I seasoned the soup, portioned it out and divided the ear between the two bowls. We had iceberg wedges with homemade ranch to balance this out, but it would have been very good with fresh bread.

Soup and salad: Now with more ears!
This does not taste like a standard, smoky split pea soup. It's not smoky at all, and it has some depth that I can only assume comes from cooking the ear with the soup. It is really, really good.

Split Pea and Pig's Ear Soup
to serve two

3 cups boiling water
3 tsp concentrated chicken stock (meant to be mixed 1 tsp per cup boiling water)
1/2 tsp concentrated beef stock (same concentration as the chicken stock)
8 oz dried split peas, rinsed and picked through
1 pig's ear, hair shaved/singed off (this was done for me. yay.)
1 medium* yellow onion, chopped
2 medium-large cloves garlic, crushed with the side of a knife then chopped
small bunch thyme
oil for frying
kosher salt and freshly ground black pepper to taste
*the size you get in a 3lb bag of onions

Bring the water to a boil in a kettle and pour into a medium to large pot on the stove. Dissolve concentrated stock, then add in the onion, garlic, split peas, ear and thyme. Bring to a boil then immediately reduce to a simmer. Cover and cook until ear is soft and peas are a soupy consistency (about 90 minutes for me, but it will vary based on ear, peas and stove). If your ear is not submerged, flip it occasionally. If soup becomes too thick add a bit more water.

When the ear is very soft and pliable, fish it out of the soup and rinse it well in cool water. Dry as completely as possible with paper towels. Fish out and discard the thyme stems.

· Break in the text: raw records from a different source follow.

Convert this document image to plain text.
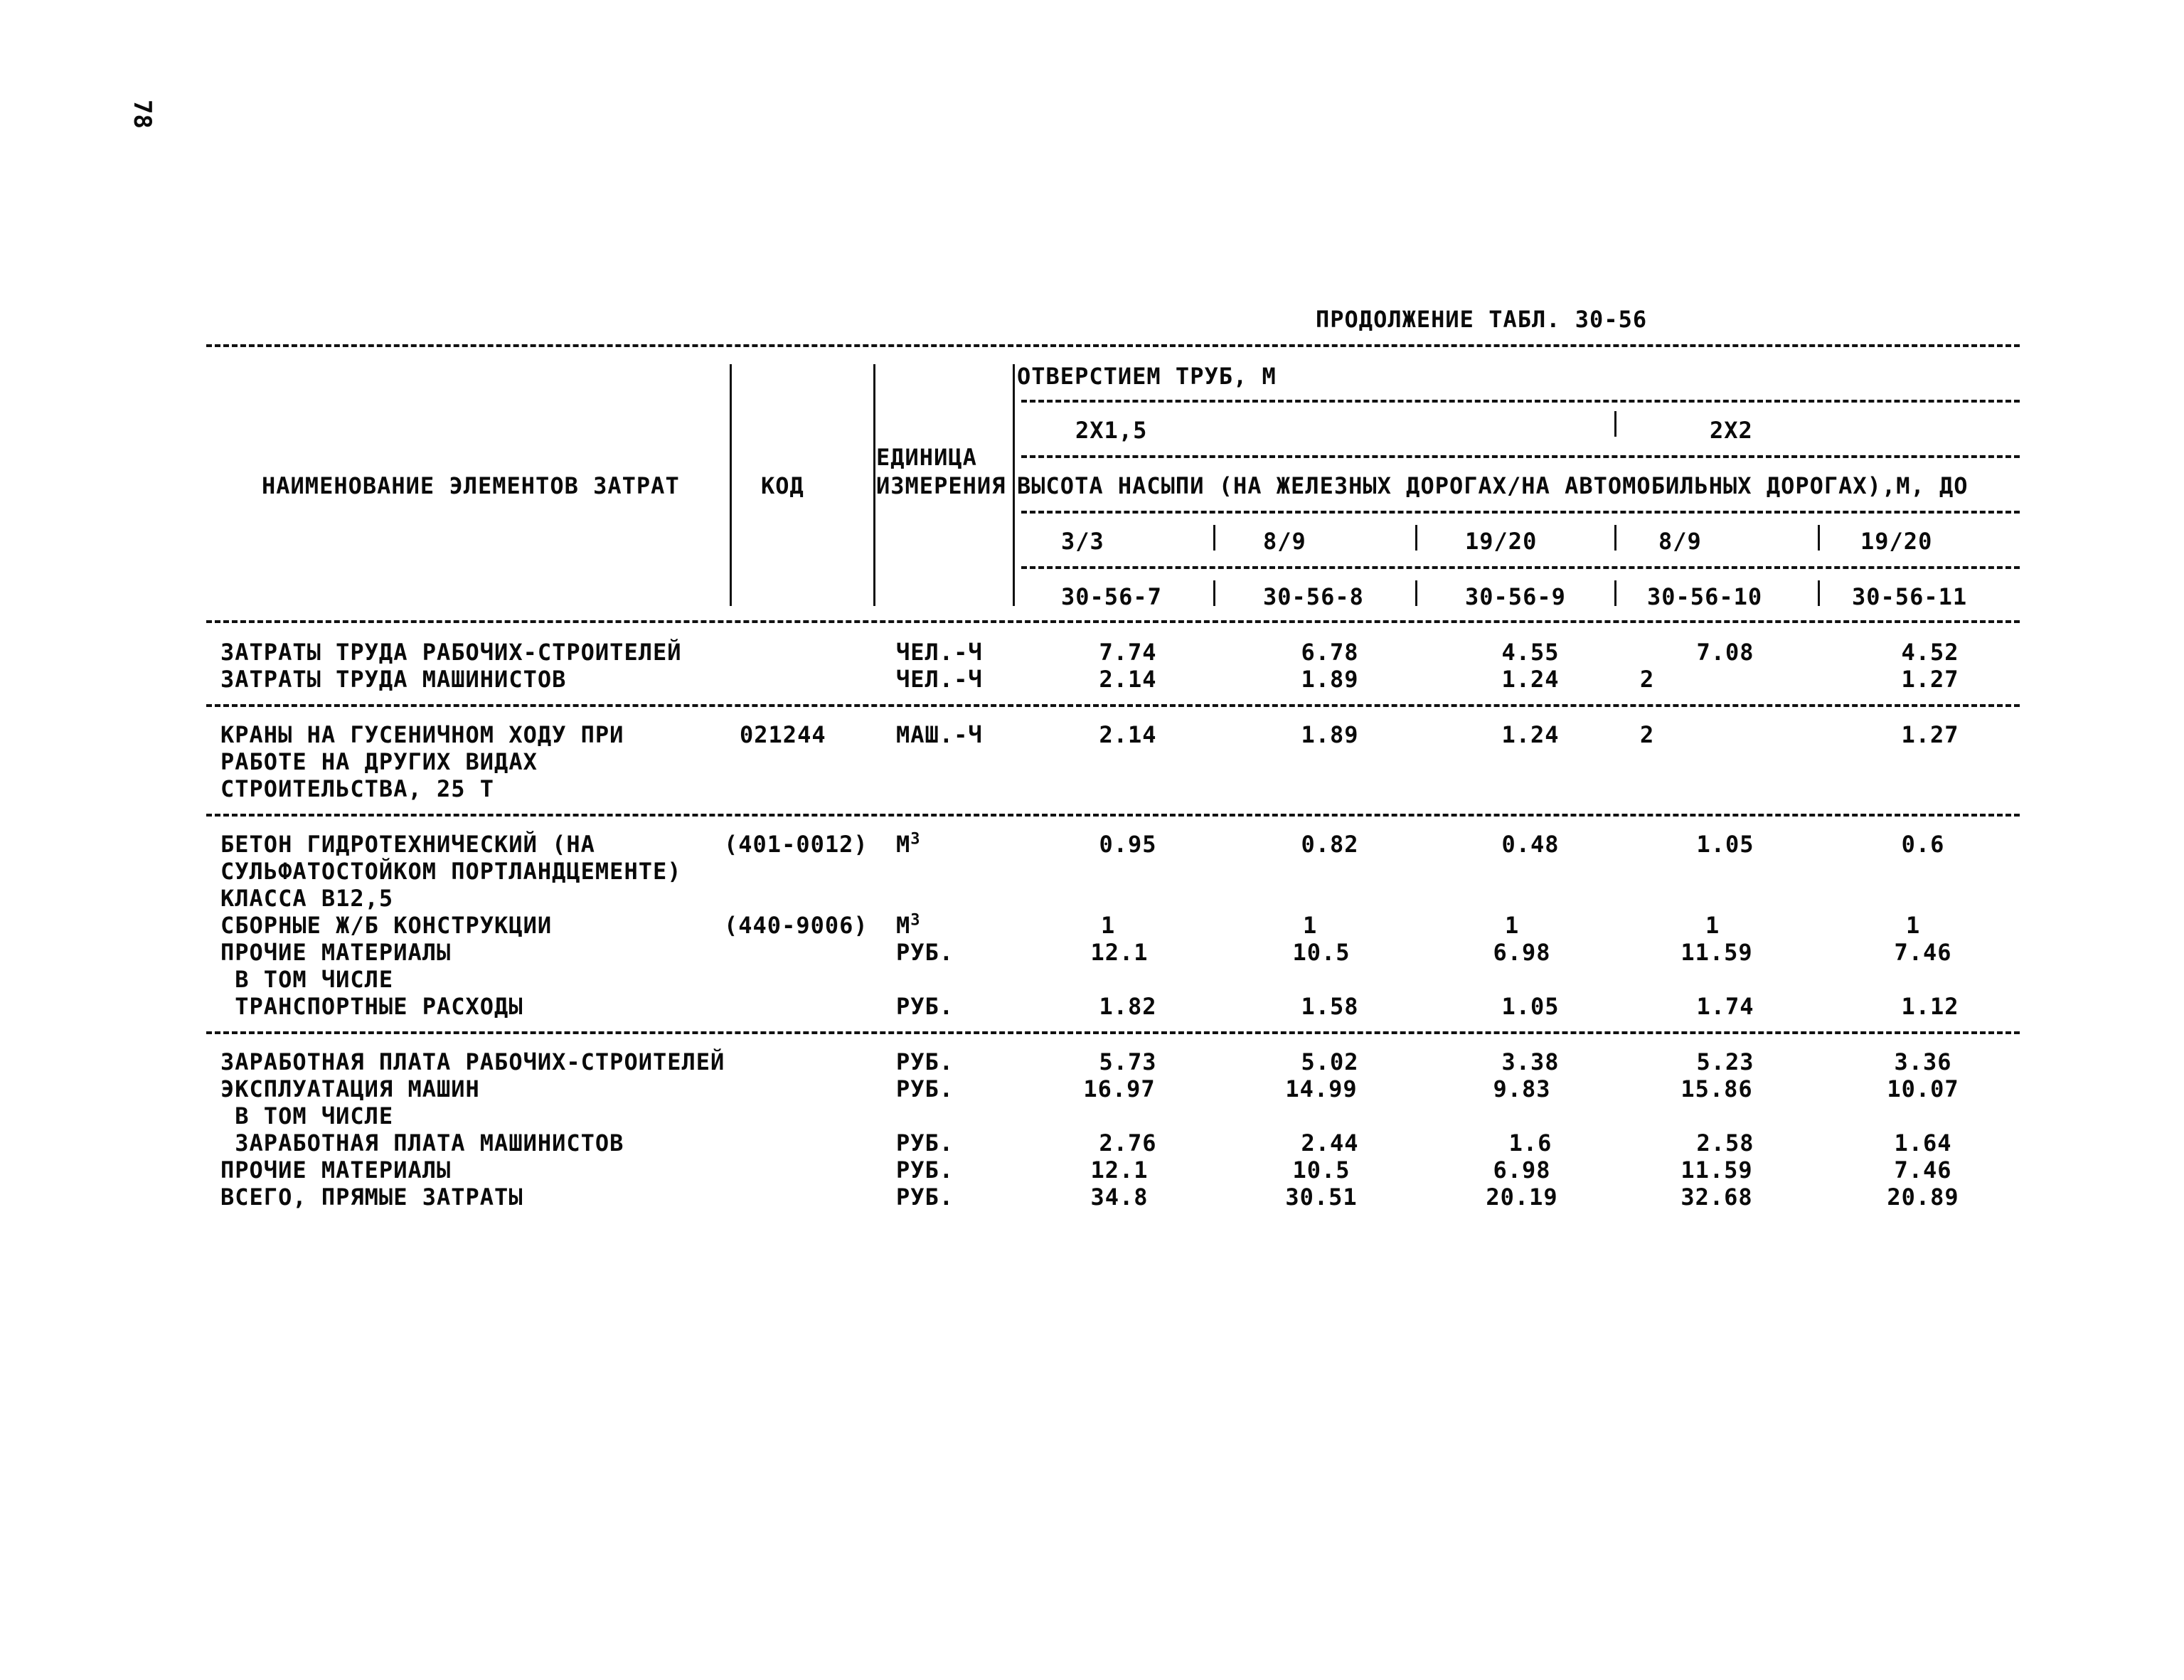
78
ПРОДОЛЖЕНИЕ ТАБЛ. 30-56
НАИМЕНОВАНИЕ ЭЛЕМЕНТОВ ЗАТРАТ	КОД
ЕДИНИЦА
ИЗМЕРЕНИЯ
ОТВЕРСТИЕМ ТРУБ, М
2Х1,5	2Х2
ВЫСОТА НАСЫПИ (НА ЖЕЛЕЗНЫХ ДОРОГАХ/НА АВТОМОБИЛЬНЫХ ДОРОГАХ),М, ДО
3/3	8/9	19/20	8/9	19/20
30-56-7	30-56-8	30-56-9	30-56-10	30-56-11
ЗАТРАТЫ ТРУДА РАБОЧИХ-СТРОИТЕЛЕЙ	ЧЕЛ.-Ч	7.74	6.78	4.55	7.08	4.52
ЗАТРАТЫ ТРУДА МАШИНИСТОВ	ЧЕЛ.-Ч	2.14	1.89	1.24	2	1.27
КРАНЫ НА ГУСЕНИЧНОМ ХОДУ ПРИ
РАБОТЕ НА ДРУГИХ ВИДАХ
СТРОИТЕЛЬСТВА, 25 Т
021244	МАШ.-Ч	2.14	1.89	1.24	2	1.27
БЕТОН ГИДРОТЕХНИЧЕСКИЙ (НА
СУЛЬФАТОСТОЙКОМ ПОРТЛАНДЦЕМЕНТЕ)
КЛАССА В12,5
(401-0012) $М^3$	0.95	0.82	0.48	1.05	0.6
СБОРНЫЕ Ж/Б КОНСТРУКЦИИ	(440-9006) $М^3$	1	1	1	1	1
ПРОЧИЕ МАТЕРИАЛЫ	РУБ.	12.1	10.5	6.98	11.59	7.46
В ТОМ ЧИСЛЕ
ТРАНСПОРТНЫЕ РАСХОДЫ	РУБ.	1.82	1.58	1.05	1.74	1.12
ЗАРАБОТНАЯ ПЛАТА РАБОЧИХ-СТРОИТЕЛЕЙ	РУБ.	5.73	5.02	3.38	5.23	3.36
ЭКСПЛУАТАЦИЯ МАШИН	РУБ.	16.97	14.99	9.83	15.86	10.07
В ТОМ ЧИСЛЕ
ЗАРАБОТНАЯ ПЛАТА МАШИНИСТОВ	РУБ.	2.76	2.44	1.6	2.58	1.64
ПРОЧИЕ МАТЕРИАЛЫ	РУБ.	12.1	10.5	6.98	11.59	7.46
ВСЕГО, ПРЯМЫЕ ЗАТРАТЫ	РУБ.	34.8	30.51	20.19	32.68	20.89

The soup should be around the consistency you'd like it and the onions and garlic should have basically melted away. If not continue simmering while you work with the ear, adding water if necessary.

Once the ear cools and stiffens up a bit, slice it very thinly. Near the base of the ear there may be meat. If so, pick it out, chop it up and toss it in the soup.

Heat oil in a heavy bottomed pot or deep frying pan (or a deep fryer). Fry ears in small batches (mind the spitting oil) until golden and drain on paper towels.

Season the soup to taste with salt and pepper and spoon into bowls. Divide the crispy ear between the two bowls and serve immediately.